Perché sento tutto questo dolore ora che sei morto? Io non penso che tu sia un eroe. Non sei stato ucciso in quanto sognatore concreto degli Stati Uniti di Europa. Sei stato ucciso perché una follia ideologica e populista e violenta ha penetrato la mente e il cuore di un nostro coetaneo. La sua ideologia violenta è quella dell’Isis. La sua violenza ti ha colpito per caso, in quel caso che forse si chiama Samarcanda. Eppure sei diventato un simbolo di forza e coraggio per molti di noi. Qualcuno ha smesso di chiamarci “Generazione Erasmus” e ha deciso di chiamarci “Generazione Megalizzi”. Forse i tuoi amici e le tue amiche direbbero che sorrideresti di questa nuova etichetta.
Abbiamo davvero bisogno di etichette e simboli e eroi? Non lo so. Abbiamo bisogno di piangere un po’ perché la tua passione non era solitaria. La tua passione, i tuoi sogni, il tuo modo di leggere la vita non erano solitari.
Poche ore dopo la tua morte ho fatto una cosa che avevo in mente da un po’, ma non mi ero ancora decisa a fare. Sono andata sul sito di Più Europa e ho completato la mia iscrizione al partito che prima delle elezioni del 4 marzo è stato creato dalla tua Forza Europa, dai miei Radicali Italiani e dallo sparigliamento di Centro Democratico. Quel partito che sta prendendo forma in queste settimane e che mi ha fatto conoscere tante persone in Italia e in giro per l’Europa che non provengono dalle tre storie originarie dei movimenti fondatori, ma piuttosto da un impulso di alcune persone come me e come te, Antonio. Persone che non si accontentano della spiegazione più facile, del confine fisico o politico, ma che cercano la ricerca, che credono non tanto che un altro mondo sia possibile, ma che questo mondo lo possiamo migliorare tutti insieme.

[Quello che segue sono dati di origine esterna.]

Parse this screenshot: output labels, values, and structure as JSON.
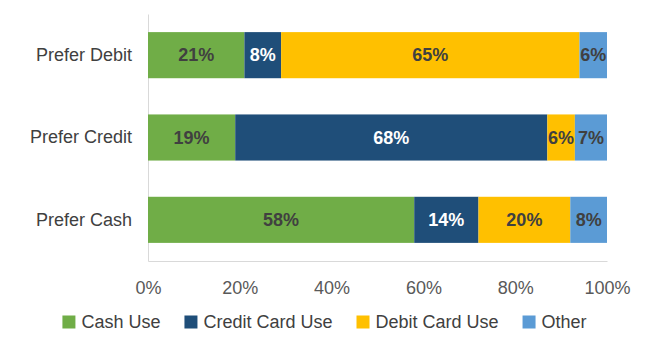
{
  "chart_data": {
    "type": "bar",
    "orientation": "horizontal",
    "stacked": true,
    "data_labels": true,
    "grid": false,
    "legend": "bottom",
    "categories": [
      "Prefer Debit",
      "Prefer Credit",
      "Prefer Cash"
    ],
    "series": [
      {
        "name": "Cash Use",
        "color": "#70ad47",
        "values": [
          21,
          19,
          58
        ],
        "value_labels": [
          "21%",
          "19%",
          "58%"
        ]
      },
      {
        "name": "Credit Card Use",
        "color": "#1f4e79",
        "values": [
          8,
          68,
          14
        ],
        "value_labels": [
          "8%",
          "68%",
          "14%"
        ]
      },
      {
        "name": "Debit Card Use",
        "color": "#ffc000",
        "values": [
          65,
          6,
          20
        ],
        "value_labels": [
          "65%",
          "6%",
          "20%"
        ]
      },
      {
        "name": "Other",
        "color": "#5b9bd5",
        "values": [
          6,
          7,
          8
        ],
        "value_labels": [
          "6%",
          "7%",
          "8%"
        ]
      }
    ],
    "xlim": [
      0,
      100
    ],
    "xticks": [
      {
        "value": 0,
        "label": "0%"
      },
      {
        "value": 20,
        "label": "20%"
      },
      {
        "value": 40,
        "label": "40%"
      },
      {
        "value": 60,
        "label": "60%"
      },
      {
        "value": 80,
        "label": "80%"
      },
      {
        "value": 100,
        "label": "100%"
      }
    ]
  }
}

Non ci siamo mai conosciuti tu e io, Antonio. Ma pare che tu e io avessimo questa passione comune per Più Europa.
E allora ho voluto indossare un pezzo minuscolo delle tue scarpe. È stato finalmente il momento giusto per un atto simbolico, iscrivermi al partito che – con te da lontano – abbiamo visto nascere. E questo piccolo simbolo mi serve a dare concretezza alla sensazione che mi resta da quando sei morto. Che se non fossi stato ucciso prima o poi forse le nostre strade si sarebbero potute incrociare.
Viviamo immersi in contesti che ci vogliono far credere che il sogno europeo sia una brutta creatura fatta di burocrati senz’anima. Sei stato adolescente, come me o poco dopo di me, in un tempo in cui la cittadinanza europea sembrava solo uno slogan delle campagne istituzionali progettate da un team comunicazione del Parlamento Europeo. E siamo diventati grandi in questo strano momento storico in cui le bandiere europee invece sventolano alte, forse troppo poche ma sempre più numerose, dalle finestre di Londra, nelle piazze d’Europa.
Tu sei morto. Io non ti conosco. Io forse, ma non credo, posso solo immaginare il dolore della tua famiglia, dei tuoi amici, dei tuoi colleghi. O forse, quel dolore non lo posso nemmeno immaginare. E mi scuso con te e con loro per averlo anche solo pensato per un attimo. Ma, caro Antonio, dall’11 dicembre permettimi di prendere sulle spalle un pezzo del tuo sogno.
Ti ho riconosciuto. Spostiamo ora un po’ di montagne insieme.